By high school, Keoni poured his energy into the social scene. “The thing that I cared about the most was being in the social scene,” he says. “That was how I would see my worth.”
But he kept going. He went to college. Then grad school, where he met his friend Nāʻālehu Anthony. And that’s where things started to shift.
A single conversation with Nāʻālehu changed the trajectory of Keoni’s life.
“He was really pivotal for me,” Keoni says. “He was one of those people that came into my life at the right time and helped me see something about myself and nudge me in a direction I didn’t see for myself at the time.”
That direction eventually became ʻŌiwi TV.

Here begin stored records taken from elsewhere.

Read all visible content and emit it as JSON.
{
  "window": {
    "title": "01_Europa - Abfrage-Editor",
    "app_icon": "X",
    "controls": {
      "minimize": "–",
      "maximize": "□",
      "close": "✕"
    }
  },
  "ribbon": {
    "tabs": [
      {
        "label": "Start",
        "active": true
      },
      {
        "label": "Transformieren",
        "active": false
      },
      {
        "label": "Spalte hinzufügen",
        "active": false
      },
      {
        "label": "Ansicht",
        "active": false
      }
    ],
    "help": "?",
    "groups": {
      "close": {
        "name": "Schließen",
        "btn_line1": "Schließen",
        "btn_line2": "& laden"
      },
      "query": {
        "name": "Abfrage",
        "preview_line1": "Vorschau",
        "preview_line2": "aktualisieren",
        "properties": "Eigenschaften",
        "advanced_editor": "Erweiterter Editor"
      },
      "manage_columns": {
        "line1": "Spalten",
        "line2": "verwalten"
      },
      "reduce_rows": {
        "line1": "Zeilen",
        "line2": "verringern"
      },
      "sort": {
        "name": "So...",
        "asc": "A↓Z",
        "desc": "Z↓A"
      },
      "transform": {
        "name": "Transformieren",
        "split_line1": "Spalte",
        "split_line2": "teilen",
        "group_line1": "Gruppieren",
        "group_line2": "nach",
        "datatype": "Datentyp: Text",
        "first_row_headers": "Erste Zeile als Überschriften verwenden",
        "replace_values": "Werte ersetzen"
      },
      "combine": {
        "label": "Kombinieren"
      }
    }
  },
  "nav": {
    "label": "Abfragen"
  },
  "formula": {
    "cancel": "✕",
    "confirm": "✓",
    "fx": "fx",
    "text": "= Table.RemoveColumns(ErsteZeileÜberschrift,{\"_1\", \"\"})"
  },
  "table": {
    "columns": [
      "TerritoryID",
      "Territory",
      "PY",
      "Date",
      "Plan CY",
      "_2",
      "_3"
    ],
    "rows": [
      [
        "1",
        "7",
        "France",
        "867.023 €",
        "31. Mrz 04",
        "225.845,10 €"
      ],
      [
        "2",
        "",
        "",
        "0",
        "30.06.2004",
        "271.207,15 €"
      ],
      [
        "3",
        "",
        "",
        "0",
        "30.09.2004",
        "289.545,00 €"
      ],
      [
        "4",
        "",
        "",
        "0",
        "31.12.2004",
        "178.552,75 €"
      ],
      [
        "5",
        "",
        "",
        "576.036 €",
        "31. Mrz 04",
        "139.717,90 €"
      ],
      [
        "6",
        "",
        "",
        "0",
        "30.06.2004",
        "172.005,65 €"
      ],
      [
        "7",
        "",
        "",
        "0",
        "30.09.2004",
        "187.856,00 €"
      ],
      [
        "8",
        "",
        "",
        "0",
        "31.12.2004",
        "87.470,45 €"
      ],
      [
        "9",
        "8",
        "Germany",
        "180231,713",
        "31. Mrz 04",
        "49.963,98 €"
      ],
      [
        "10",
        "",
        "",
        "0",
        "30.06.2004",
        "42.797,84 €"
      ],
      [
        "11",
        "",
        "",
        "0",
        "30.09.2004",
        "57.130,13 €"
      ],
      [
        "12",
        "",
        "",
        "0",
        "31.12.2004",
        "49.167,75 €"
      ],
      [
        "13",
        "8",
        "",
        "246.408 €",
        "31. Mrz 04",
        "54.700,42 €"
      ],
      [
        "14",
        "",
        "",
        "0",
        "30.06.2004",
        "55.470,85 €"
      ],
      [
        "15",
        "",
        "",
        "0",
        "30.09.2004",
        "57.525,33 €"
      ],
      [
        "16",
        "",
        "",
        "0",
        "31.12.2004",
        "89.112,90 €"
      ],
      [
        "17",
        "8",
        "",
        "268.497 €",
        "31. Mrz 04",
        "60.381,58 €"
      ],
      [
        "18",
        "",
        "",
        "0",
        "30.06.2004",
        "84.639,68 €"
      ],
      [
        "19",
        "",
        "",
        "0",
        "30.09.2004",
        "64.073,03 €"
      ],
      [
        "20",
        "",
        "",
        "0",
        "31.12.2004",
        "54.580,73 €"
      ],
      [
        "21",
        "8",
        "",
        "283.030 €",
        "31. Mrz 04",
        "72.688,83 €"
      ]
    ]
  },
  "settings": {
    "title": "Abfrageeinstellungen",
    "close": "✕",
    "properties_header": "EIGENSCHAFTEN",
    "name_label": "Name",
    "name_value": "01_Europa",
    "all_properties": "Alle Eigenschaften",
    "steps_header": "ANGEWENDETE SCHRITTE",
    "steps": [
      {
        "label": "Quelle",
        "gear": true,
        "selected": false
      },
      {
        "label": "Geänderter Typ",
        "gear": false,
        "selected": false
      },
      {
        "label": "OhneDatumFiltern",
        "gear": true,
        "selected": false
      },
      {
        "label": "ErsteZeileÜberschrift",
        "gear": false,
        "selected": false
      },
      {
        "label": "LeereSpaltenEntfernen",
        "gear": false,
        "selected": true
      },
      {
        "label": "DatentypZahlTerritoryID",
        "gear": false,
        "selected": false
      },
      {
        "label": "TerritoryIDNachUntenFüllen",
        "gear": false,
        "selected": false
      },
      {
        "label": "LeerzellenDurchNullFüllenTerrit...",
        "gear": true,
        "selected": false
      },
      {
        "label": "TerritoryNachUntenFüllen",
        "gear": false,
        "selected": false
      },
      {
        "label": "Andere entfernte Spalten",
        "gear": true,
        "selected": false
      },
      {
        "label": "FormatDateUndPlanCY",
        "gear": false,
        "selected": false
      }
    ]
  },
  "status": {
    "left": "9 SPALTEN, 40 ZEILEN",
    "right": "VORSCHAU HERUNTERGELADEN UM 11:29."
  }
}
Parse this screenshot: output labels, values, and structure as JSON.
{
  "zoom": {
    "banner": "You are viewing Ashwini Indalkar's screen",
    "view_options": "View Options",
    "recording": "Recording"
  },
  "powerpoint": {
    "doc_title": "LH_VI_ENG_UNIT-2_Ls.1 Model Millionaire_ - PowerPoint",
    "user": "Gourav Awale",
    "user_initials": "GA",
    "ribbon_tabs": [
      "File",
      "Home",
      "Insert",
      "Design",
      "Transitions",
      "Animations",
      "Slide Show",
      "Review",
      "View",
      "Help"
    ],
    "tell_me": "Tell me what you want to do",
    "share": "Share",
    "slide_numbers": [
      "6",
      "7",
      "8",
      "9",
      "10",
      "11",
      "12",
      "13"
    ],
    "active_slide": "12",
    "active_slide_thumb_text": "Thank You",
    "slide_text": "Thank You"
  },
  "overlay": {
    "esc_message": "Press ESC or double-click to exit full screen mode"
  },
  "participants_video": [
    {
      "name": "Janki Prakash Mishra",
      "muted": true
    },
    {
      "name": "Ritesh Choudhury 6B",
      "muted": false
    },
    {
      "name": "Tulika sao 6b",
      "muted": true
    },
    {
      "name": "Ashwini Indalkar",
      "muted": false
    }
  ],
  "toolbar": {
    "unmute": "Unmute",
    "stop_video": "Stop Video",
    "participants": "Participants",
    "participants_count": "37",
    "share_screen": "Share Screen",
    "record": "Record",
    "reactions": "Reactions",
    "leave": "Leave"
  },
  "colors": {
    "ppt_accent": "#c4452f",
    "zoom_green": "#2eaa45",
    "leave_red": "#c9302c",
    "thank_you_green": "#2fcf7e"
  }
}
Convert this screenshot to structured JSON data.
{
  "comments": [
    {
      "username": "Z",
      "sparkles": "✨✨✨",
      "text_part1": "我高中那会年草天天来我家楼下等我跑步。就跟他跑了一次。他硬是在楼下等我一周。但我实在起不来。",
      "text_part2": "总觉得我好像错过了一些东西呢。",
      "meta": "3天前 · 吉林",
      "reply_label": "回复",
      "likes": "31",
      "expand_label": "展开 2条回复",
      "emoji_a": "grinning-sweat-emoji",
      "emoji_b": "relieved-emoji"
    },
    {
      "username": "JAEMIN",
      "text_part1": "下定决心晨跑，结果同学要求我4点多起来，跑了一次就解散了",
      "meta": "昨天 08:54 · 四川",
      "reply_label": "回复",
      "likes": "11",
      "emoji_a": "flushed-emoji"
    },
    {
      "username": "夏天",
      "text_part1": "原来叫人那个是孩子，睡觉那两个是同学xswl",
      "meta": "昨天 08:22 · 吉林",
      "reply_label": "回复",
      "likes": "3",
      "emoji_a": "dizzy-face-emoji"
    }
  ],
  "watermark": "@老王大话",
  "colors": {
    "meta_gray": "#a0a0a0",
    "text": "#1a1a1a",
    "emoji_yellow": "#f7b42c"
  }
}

It didn’t start with a studio or a big investment. It started with a conversation. An idea. A realization that Native Hawaiians weren’t owning their narrative in the media. The pair realized that someone needed to change that.
Nāʻālehu approached Keoni one day with a filming opportunity for the Hawaiian community. Too often, when Native Hawaiians appeared in the news, it was tied to something negative: poor health statistics, criminalization, or protests that painted us as combative rather than protective of our land and rights.
That wasn’t the full story. And Keoni knew it.
“The reality of the Hawaiian community is that there’s a lot of amazing, beautiful, great work that’s happening in the community, but it’s not being told in mainstream media.”
So, the pair started telling it.
ʻŌiwi TV: a Native Hawaiian-owned media outlet dedicated to telling stories from the inside out.
This media organization would become a home for community voices, cultural education, and authentic storytelling—created by Hawaiians, for Hawaiians.
With one camera, a computer, and no budget, Keoni and Nāʻālehu built ʻŌiwi TV from the ground up, curating content, borrowing what they could, and writing a business plan. They knocked on doors, pitched the idea, and looked for anyone who believed in their vision.
“ʻŌiwi TV wasn’t about making money,” Keoni says. “It was about service. It was about purpose.”
That purpose didn’t come easy.
Keoni’s journey was full of stops and starts—a lack of cultural connection, ADHD he didn’t understand until age 40, years of underperformance despite potential, moments of doubt and disconnection.
But he didn’t let that stop him. He kept showing up. Kept learning. Kept creating.
And eventually, it all clicked.
“You have to actively seek that out,” he says. “Find your community. Find a place where you belong… when you find those two things, a sense of purpose and a sense of belonging, that’s all you really need in life.”
Keoni didn’t have all the answers in his teens or twenties. But, he stayed open. And slowly, he found his way, not by knowing exactly who he was, but by allowing himself to become.
So if you’re feeling uncertain, disconnected, or like you haven’t figured it out yet, don’t worry. You’re not behind. You’re just in the part before it makes sense.
All you need to do is:
Bring what you’ve got. Keep going. And trust that clarity will come, exactly when it’s meant to.